Regional planning in British Columbia : 50 years of vision, process and practice Chadwick, Narissa Ann

Abstract

Through the use of oral and written history, this thesis examines forces and factors contributing to key events and defining phases in the history of regional planning in British Columbia. Regional planning, which emerged in BC in the late 1940s in response to the need to address problems related to urban growth in the Lower Mainland, has taken on a number of forms over the past half-century. During this time the regional approach to planning has been introduced as a means of addressing land-use questions and servicing challenges in rural and urban areas, addressing conflicts over resource use and implementing sustainability objectives.

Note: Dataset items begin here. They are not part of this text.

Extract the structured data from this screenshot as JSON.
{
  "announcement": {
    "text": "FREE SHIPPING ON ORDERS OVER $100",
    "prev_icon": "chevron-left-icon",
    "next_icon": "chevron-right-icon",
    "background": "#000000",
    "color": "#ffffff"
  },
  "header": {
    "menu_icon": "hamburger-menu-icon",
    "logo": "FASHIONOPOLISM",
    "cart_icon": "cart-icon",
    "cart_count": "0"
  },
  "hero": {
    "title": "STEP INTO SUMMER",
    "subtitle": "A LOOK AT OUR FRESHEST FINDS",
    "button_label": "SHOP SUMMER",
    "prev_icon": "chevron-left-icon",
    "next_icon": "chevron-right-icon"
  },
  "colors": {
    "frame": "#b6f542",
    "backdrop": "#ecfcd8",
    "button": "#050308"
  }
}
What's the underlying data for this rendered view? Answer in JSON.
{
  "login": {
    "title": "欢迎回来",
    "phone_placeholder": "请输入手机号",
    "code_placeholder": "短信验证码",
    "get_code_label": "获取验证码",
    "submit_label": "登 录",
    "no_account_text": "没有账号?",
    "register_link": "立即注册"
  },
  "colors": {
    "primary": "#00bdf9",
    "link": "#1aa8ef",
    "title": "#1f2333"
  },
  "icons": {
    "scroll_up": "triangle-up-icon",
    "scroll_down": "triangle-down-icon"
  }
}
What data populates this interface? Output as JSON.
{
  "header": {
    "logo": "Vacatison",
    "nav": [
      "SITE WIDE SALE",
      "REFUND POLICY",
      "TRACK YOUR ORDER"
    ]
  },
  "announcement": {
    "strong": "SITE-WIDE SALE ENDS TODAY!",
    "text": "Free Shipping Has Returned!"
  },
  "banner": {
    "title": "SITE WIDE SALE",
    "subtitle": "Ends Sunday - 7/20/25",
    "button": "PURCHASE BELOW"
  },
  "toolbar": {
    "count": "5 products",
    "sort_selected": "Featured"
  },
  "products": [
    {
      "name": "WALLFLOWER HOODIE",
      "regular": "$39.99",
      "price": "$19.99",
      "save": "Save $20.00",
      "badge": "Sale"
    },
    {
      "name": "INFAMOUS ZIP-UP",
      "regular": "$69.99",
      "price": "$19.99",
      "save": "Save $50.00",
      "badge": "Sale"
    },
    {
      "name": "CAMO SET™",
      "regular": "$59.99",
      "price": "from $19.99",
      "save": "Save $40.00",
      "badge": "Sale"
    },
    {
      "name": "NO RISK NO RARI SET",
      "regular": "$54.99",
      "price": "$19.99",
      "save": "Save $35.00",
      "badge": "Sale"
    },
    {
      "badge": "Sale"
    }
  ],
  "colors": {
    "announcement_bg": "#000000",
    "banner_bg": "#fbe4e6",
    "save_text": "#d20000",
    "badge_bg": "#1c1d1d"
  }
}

This thesis divides regional planning in the province into three main phases. The first phase (1940s to 1970s) is characterized by the introduction of regional planning legislation, regional planning bodies and processes in response to rapid growth and development. The second phase (late 1970s to 1980s) is marked by the rescinding of regional district planning powers and other setbacks to the regional planning system imposed by the government of the day. The third phase (1990s) is a time of rebirth and redefinition of regional planning priorities and processes in the face of increasing challenges related to urban growth and resource management. While some links to exogenous influences are identified, analysis of key themes and trends in BC's regional planning history reveals the major roles the province's geography, economy, system of governance, politics, and the people involved in regional planning processes have played in shaping regional planning policy, process, and practice. Based on this historical review a number of recommendations for future research and direction are proposed.